Although the euro has been strong against the dollar this year, Eurozone equities are performing admirably while showing signs of finally playing catch up with their U.S. counterparts.
And even with the strong euro/disappointing dollar scenario, the Deutsche X-trackers MSCI EMU Hedged Equity ETF (NYSEArca: DBEZ) and the Deutsche X-trackers MSCI Germany Hedged Equity Fund (NYSEArca: DBGR), two ETFs that should benefit from a weaker euro, are up an average of 14% year-to-date.
As Deutsche Asset Management has pointed out, these Europe-related ETFs are attractively priced relative to U.S. markets. DBEZ shows a 14.9 price-to-earnings ratio and a 1.7 price-to-book while DBGR trades at a 14.0 P/E and 1.7 P/B. In contrast, the S&P 500 is hovering around a 19.9 P/E and a 2.8 P/B.
For its part, DBEZ is up more than 14% this year and resides just 3% below its 52-week high. The ETF is up 2% since the start of the fourth quarter and that could be setting the stage for more upside in 2018 as the European Central Bank (ECB) maintains loose monetary policies.

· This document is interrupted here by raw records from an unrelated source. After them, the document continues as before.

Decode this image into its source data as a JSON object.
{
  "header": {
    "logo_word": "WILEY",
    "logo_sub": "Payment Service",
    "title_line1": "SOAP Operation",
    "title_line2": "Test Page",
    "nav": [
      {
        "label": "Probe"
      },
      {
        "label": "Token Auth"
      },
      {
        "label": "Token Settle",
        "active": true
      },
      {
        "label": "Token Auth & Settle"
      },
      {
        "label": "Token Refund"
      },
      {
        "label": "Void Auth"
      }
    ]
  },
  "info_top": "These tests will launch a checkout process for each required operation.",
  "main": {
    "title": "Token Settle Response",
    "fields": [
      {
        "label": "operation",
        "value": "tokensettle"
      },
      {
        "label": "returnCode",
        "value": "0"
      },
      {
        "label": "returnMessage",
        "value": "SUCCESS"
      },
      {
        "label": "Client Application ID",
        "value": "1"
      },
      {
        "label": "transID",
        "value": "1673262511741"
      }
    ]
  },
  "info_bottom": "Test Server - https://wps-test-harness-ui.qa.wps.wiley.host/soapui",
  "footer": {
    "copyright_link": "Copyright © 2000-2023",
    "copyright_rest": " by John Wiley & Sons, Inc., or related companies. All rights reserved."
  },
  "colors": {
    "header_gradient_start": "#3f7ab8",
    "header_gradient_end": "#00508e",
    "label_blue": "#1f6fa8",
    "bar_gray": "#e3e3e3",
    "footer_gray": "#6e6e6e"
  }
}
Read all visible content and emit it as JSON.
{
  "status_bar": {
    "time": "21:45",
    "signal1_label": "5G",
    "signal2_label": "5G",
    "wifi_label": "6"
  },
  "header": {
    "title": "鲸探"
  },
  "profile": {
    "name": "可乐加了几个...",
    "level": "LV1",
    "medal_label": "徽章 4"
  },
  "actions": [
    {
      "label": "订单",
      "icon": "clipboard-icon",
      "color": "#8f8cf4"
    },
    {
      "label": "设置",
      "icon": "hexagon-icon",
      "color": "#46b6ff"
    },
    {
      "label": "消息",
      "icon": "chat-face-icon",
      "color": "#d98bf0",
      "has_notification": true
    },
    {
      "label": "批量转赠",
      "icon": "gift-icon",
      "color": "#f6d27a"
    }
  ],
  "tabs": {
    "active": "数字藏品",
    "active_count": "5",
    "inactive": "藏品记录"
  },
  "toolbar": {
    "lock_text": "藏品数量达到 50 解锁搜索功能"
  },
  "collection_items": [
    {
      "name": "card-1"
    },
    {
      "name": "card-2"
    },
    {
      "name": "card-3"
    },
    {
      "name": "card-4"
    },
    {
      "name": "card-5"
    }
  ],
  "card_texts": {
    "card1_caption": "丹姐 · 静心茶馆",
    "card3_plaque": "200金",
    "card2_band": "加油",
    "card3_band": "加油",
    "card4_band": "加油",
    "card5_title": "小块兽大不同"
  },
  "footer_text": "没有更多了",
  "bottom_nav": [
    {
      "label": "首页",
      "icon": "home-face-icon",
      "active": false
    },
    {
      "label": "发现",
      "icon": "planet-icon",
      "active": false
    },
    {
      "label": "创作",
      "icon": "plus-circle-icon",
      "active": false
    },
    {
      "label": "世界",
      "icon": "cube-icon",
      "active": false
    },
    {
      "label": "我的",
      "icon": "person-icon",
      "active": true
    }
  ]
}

“With active central banks, currency fluctuations are very prevalent in today’s market. These fluctuations can lead international investors to take on additional currency risk—the potential for diminished returns as foreign currencies move against the U.S. dollar,” notes Deutsche Asset Managment. “Currency-hedged investments seek to minimize currency risk and provide the potential for higher returns than their unhedged counterparts, especially during periods of U.S. dollar strength.”